Середина семидесятых годов прошлого века была, принято считать, временем глухим, тоскливым, безнадежным — одно слово, застой. Так и я давно привык думать. Однако чем дальше мы от той жизни, тем определенней при воспоминаниях о ней возникает чувство, что присутствовала тогда в нашем существовании некая полнота, картинки были яркими, разворачивалось непрерывное приключение, дул тихий ветерок счастья.
Вот, например, бредешь по городу без всякого дела — да какие тогда могли быть дела? И почему-то улицы кажутся красивыми, хотя уж какая красота оставалась в не ремонтировавшихся век, с осыпающимися балконами и облицовочными изразцами домах; и люди вроде бы несут каждый свою тайну, хотя какие уж тайны, кроме времени привоза микояновских полуфабрикатных котлет в заветную кулинарию, мог нести тогдашний горожанин; и как-то бурлит все, хотя мостовые полупустые, да и тротуары тоже, народу в городе было поменьше раза в два, а уж машин раз в десять…
Конечно, это, скорей всего, стариковская иллюзия, тоска по легкой, безмозглой молодости, но, с другой стороны, маразм-то еще не так силен, чтобы не мог я его контролировать рассудком. А рассудок указывает, что, конечно, молодость все скрашивает, но почему же нынешние молодые не так легки, безмозглы и веселы, как мы были? Наоборот — глубоки, умны, серьезны, посерьезнее любых стариков. Вот и задумаешься, не тоскливей ли настоящая жизнь, а она теперь самая настоящая, с этим не поспоришь, чем та ее имитация, которая оставляла силы для бессмысленной радости.
Итак, я жил тогда в постоянной игре, в театре, существовавшем внутри меня, в котором я играл все роли. Одна из этих ролей была вот какая: любитель старины, то есть не антиквариата, конечно, его стояло в комиссионках мало — откуда теперь взялся?! — да и не по моим тогдашним деньгам было покупать антиквариат, а просто старья всякого, помоечных венских стульев и резных буфетов базарного качества, продававшихся в мебельной скупке на Преображенском рынке, сломанных бронзовых настольных венер и прочего барахла. Им была набита комната, которую я снимал за 40 рублей, треть зарплаты, в коммуналке, а я все тащил… Это мода такая была в том кругу полуобразованных полуинтеллигентов, в котором я крутился, мода на старье. Малюсенькая фронда — вот, дескать, отвергаем мы вашу советскую жизнь, хотим окружить себя благородными обломками прошлого, утраченного рая. А что в том раю нам было бы выделено место незавидное, это как-то не осознавалось.

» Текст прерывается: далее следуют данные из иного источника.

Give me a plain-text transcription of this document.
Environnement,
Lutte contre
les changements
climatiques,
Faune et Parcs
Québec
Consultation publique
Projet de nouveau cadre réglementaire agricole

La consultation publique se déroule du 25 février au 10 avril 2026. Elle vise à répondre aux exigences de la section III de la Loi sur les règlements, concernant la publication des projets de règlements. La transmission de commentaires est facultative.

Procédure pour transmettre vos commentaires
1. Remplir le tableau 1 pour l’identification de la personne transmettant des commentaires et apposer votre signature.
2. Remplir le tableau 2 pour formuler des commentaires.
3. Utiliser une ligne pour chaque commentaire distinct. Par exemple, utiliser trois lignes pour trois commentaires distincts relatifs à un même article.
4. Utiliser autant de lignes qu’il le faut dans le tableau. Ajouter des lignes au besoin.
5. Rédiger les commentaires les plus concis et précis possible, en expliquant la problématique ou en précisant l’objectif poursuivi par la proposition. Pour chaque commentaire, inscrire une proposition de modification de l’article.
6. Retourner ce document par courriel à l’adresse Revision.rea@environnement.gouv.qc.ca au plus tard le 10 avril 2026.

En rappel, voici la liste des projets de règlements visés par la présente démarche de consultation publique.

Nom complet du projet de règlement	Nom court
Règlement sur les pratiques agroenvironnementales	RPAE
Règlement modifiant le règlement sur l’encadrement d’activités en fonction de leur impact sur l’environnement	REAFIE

13/ХII/1916 Р.Х., 9 ч. вечера. Малаховка
Начинаю эту тетрадь не в обычное время. Прежде мне всегда хватало такой тетради на год, а теперь пришлось уж новую заводить, записи о военных и прочих внешних обстоятельствах прошлую исчерпали прежде времени. Я таких тетрадей купил когда-то дюжину в уже закрывшемся с того времени немецком писчебумажном, теперь чистая осталась только эта, значит, одиннадцать лет прошло.
Страшно думать, как уходит жизнь. Ежели об этом много и часто думать, то не хватит сил дождаться естественного конца. Я полагаю, многие люди от страха смерти готовы на себя руки наложить, только то и удерживает, что в человеке тварь просыпается, а тварь страха отдаленной смерти не знает, но сиюминутной сопротивляется.

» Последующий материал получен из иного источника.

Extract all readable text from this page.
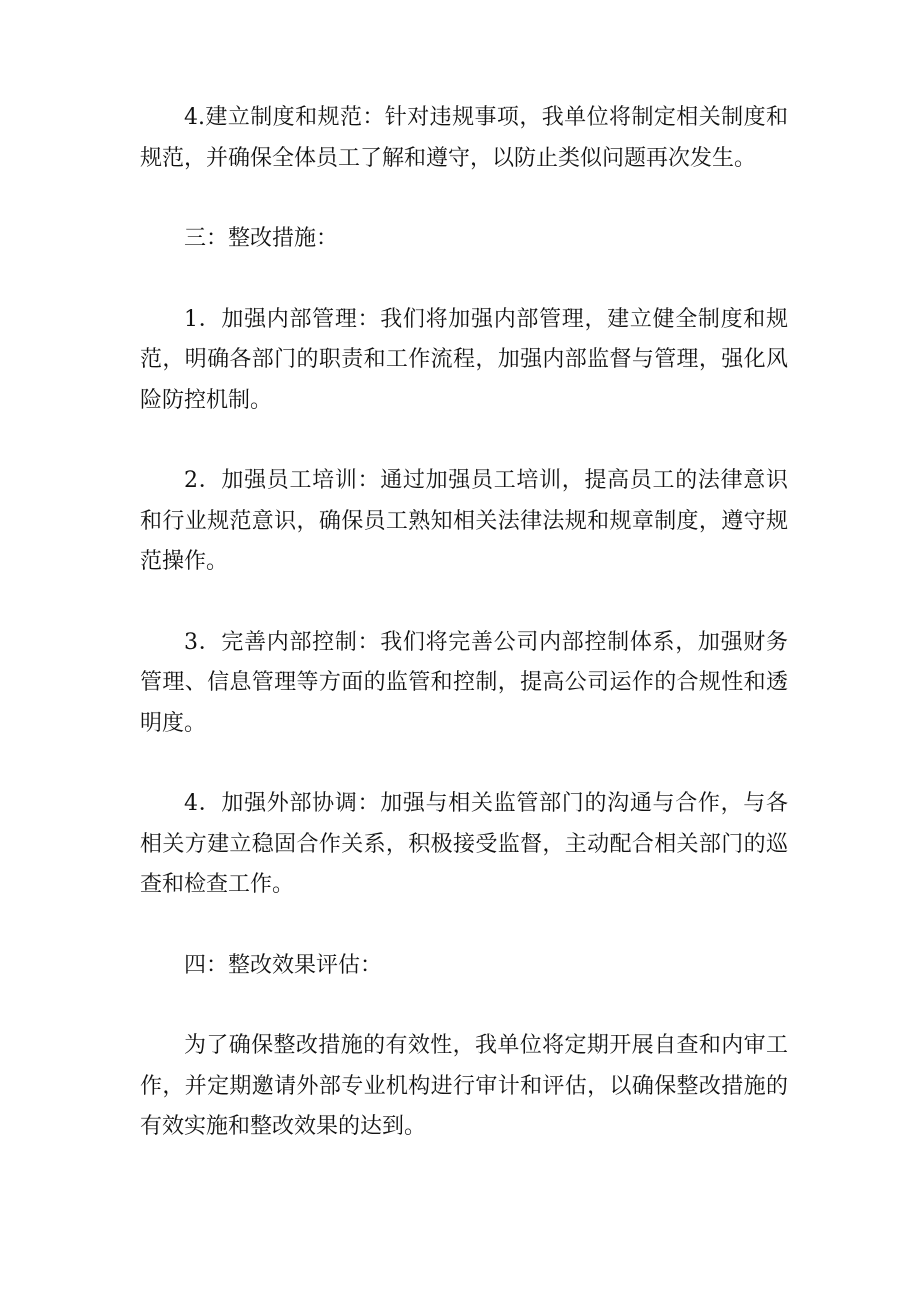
4.建立制度和规范：针对违规事项，我单位将制定相关制度和规范，并确保全体员工了解和遵守，以防止类似问题再次发生。

三：整改措施：

1．加强内部管理：我们将加强内部管理，建立健全制度和规范，明确各部门的职责和工作流程，加强内部监督与管理，强化风险防控机制。

2．加强员工培训：通过加强员工培训，提高员工的法律意识和行业规范意识，确保员工熟知相关法律法规和规章制度，遵守规范操作。

3．完善内部控制：我们将完善公司内部控制体系，加强财务管理、信息管理等方面的监管和控制，提高公司运作的合规性和透明度。

4．加强外部协调：加强与相关监管部门的沟通与合作，与各相关方建立稳固合作关系，积极接受监督，主动配合相关部门的巡查和检查工作。

四：整改效果评估：

为了确保整改措施的有效性，我单位将定期开展自查和内审工作，并定期邀请外部专业机构进行审计和评估，以确保整改措施的有效实施和整改效果的达到。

Не следовало бы такими рассуждениями открывать новую тетрадь, да что ж поделаешь, коли только об этом все мысли.
Да, уходит жизнь, а жаль мне ее? И так можно ответить, и по-другому, а все будет неправда. Какой жизни мне жалеть? Той ли, что идет без всякого смысла и радости год за годом, в мелких ухищрениях сластолюбия, в муках ущемленной гордыни, в непрестанном напряжении сил ради животного существования своего и зависимых от меня? Или той, которая могла бы быть и, чудится, еще может быть? Жизни ясной, спокойной, умеренной, за которую можно пред Создателем без стыда ответить? Так ведь той, которая могла бы быть, той уже не будет, это ясно видно. Но и той, какая есть, все же жалко. Вдруг еще изменится, вдруг еще окажется, что не поздно.
Впрочем, хватит. За окном беспросветно, будто уже глубокая ночь, с четырех пополудни тьма. В газетах одни только кровь, смерть и подлость. Вот и мысли соответственные.